How do they implement folding-in or other SVD updating techniques without degradating significantly ortogonality and at what scale? What is the precision-recall profile of their implementations? How do they deal with sparsification and dense issues in an SVD matrix? How do they address high-order co-occurrence patterns present in a term-term LSI matrix?

These are some of the few questions that an LSI researcher would ask. I have more questions –all designed to test LSI arguments and for spotting fake or poorly designed LSI implementations.

So without getting personal, let’s ask all these marketing firms if they really do know the how-to SVD calculations involved in computing LSI scores or if they can show that they have a valid LSI technology for improving the search engine rankings of web pages.

All this is fair to ask, in order to separate real gems from diamond dozens. Why? Because many insiders and outsiders that have read the above claims in connection with LSI have been under the impression that all these marketing firms do know what is LSI, how it works, or that they can provide “LSI services”.

Let conceed for a moment that these firms do have a real LSI technology. Even so, there is no such thing as “LSI-friendly” documents and end users cannot manipulate LSI weights either. The reason can be found in the way the SVD algorithm works. In LSI one starts with a sparse matrix and ends with a dense matrix of redistributed term weights.
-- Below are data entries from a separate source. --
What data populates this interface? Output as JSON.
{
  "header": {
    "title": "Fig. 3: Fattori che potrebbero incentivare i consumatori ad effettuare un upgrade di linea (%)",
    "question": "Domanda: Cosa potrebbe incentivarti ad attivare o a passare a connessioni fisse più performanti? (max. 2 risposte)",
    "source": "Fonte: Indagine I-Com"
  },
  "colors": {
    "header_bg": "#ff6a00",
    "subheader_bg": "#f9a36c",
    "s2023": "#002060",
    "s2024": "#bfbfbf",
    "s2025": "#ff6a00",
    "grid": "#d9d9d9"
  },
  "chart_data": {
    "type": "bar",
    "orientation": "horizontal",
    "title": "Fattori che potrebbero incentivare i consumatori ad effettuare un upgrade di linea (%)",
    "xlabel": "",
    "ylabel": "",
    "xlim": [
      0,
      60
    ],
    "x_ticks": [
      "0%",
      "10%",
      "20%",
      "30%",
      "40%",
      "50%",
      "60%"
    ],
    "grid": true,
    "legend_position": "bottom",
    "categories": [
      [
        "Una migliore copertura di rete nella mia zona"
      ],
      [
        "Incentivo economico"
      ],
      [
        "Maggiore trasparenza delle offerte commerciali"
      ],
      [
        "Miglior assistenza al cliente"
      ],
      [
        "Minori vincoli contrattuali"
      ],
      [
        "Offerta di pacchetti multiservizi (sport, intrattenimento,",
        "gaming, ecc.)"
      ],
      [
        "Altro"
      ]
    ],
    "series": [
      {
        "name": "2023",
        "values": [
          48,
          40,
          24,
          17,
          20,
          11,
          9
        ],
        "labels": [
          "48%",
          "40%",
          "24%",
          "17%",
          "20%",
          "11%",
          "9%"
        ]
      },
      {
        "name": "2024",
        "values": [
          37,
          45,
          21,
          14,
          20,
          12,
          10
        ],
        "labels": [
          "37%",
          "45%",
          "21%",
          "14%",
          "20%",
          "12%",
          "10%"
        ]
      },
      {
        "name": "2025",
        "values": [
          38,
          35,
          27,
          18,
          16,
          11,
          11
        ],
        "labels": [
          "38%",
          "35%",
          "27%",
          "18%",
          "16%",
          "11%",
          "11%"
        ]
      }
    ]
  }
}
Any little change in a term(s) in any given document(s) used in a truncated SVD matrix provokes a redistribution of term weights across the entire collection of documents represented by that matrix. There is no way for end users to predict how that redistribution will affect other documents of the collection.

In addition, end users don’t have access to the collection undergoing SVD. They don’t have control over other documents of that collection either, and don’t know when or how others will make changes to their own documents. Thus, it is impossible for end users to predict the final redistribution of weights caused by an SVD algorithm or to anticipate the subsequent ranking of documents at any given point in time. More on this here.
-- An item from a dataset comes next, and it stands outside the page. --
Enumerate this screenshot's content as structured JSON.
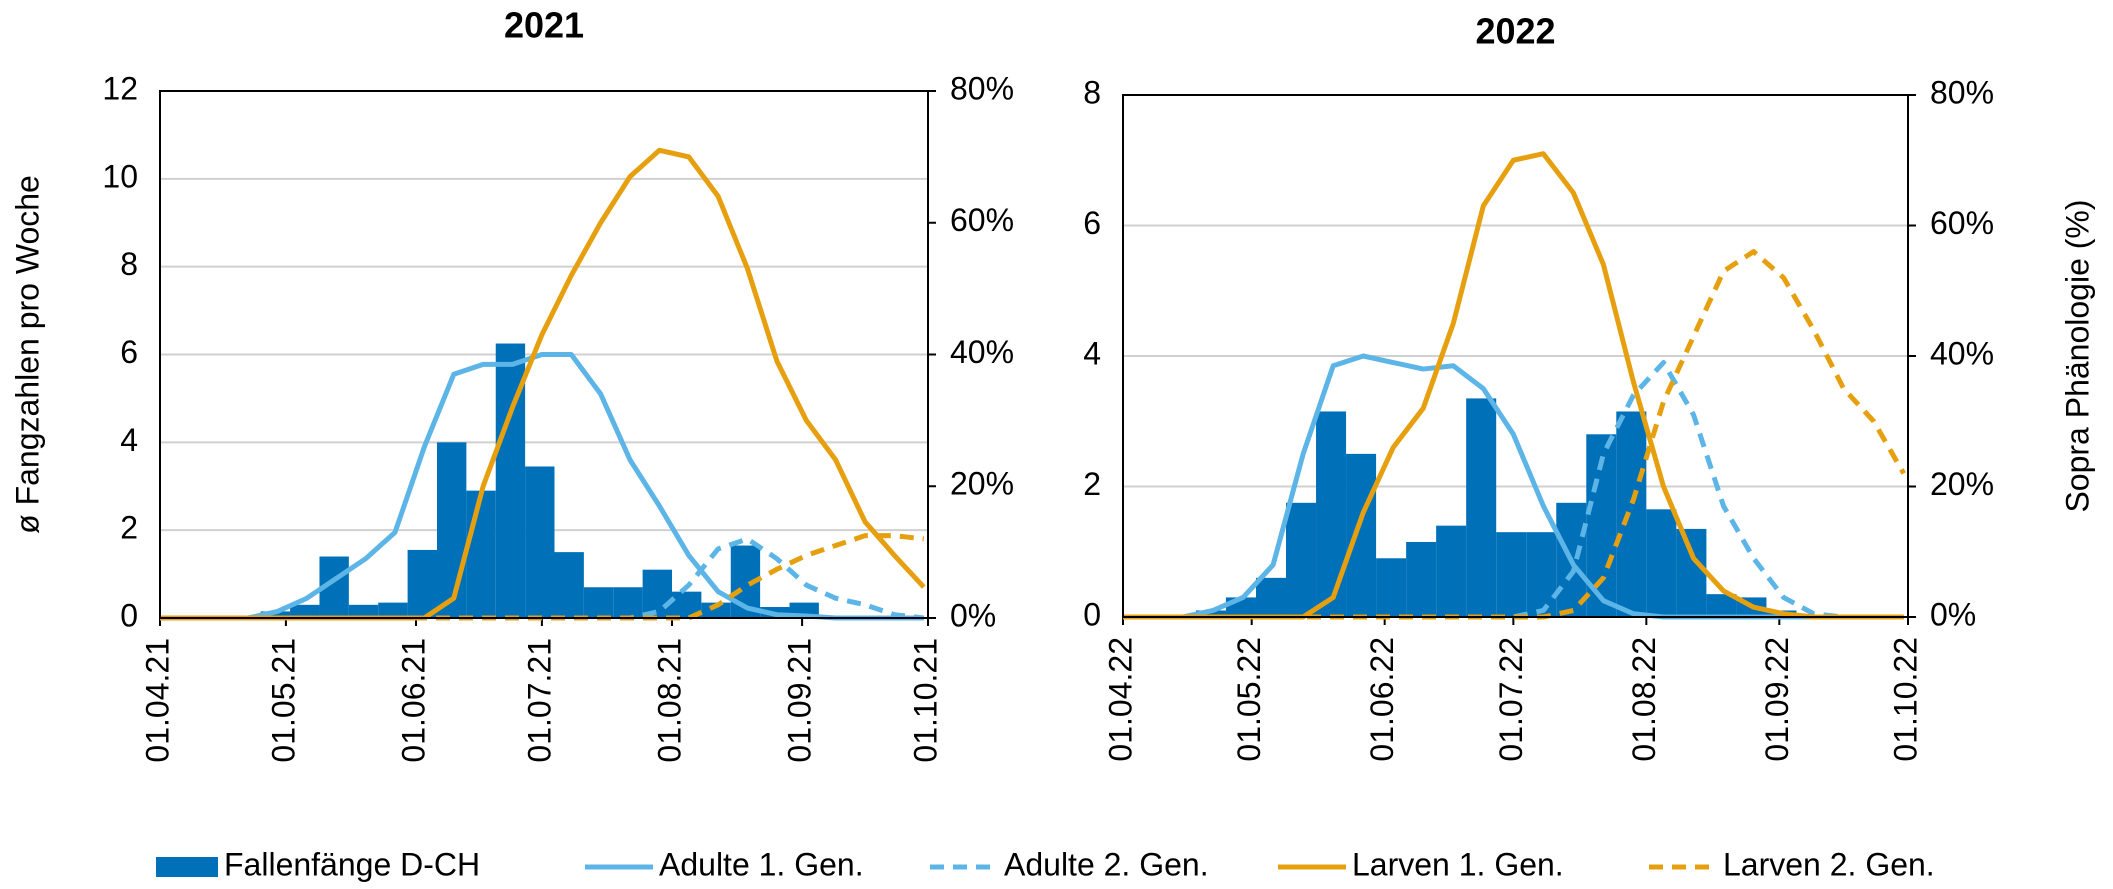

Even in the eventuality that users can implement LSI to a collection, there is a problem. This has to do with common sense.

Consider a search marketing firm applying LSI to a collection of D documents and retaining K dimensions to truncate a term-document matrix consisting of T terms. The firm uses a specific term weight scoring system to populate entries of the matrix. Any results will be valid for that and only that number of dimensions retained, for that and only that T-D matrix, and for whatever the little number of documents and terms they have used. Let assume this output is used to optimize a document around a pool of terms from this matrix.

If that document is submitted to an LSI-based search engine, the engine can use its own experimental LSI conditions to include the document in its collection. Some if not all of the experimental conditions to be used: K, T, D, as the term weight scoring system for populating the matrix will be different from those used by the marketing firm.

In addition, the search engine can update the original matrix at any given point in time. Any comparison between the above two systems will be an exercise in futility. And still we haven’t included high-order co-occurrence paths distributed across the matrix subject to SVD or the fact that search engines do not publish their current term weight scoring formulae -for obvious reasons spammers know well.

Mike’s invitation “to get some feedback” is not a naive one, but a very relevant call these days. Why? Because the misrepresentation of products and services can open the door for a consumer’s fraud class action lawsuit or at the very least is something that the Federal Trade Commission might want to hear about.

Now, thanks to Grehan, the ball is on the court of these buyers and sellers.

I have my own preliminary 10-point QA/QC test for Spotting Fake, Poorly Written, or Invalid LSI Implementations, but I prefer to read when, where, and how Mike will -as he states- “expose some of the nonsense written about LSI. And hopefully, for the last time, dispel some of the many myths that abound.”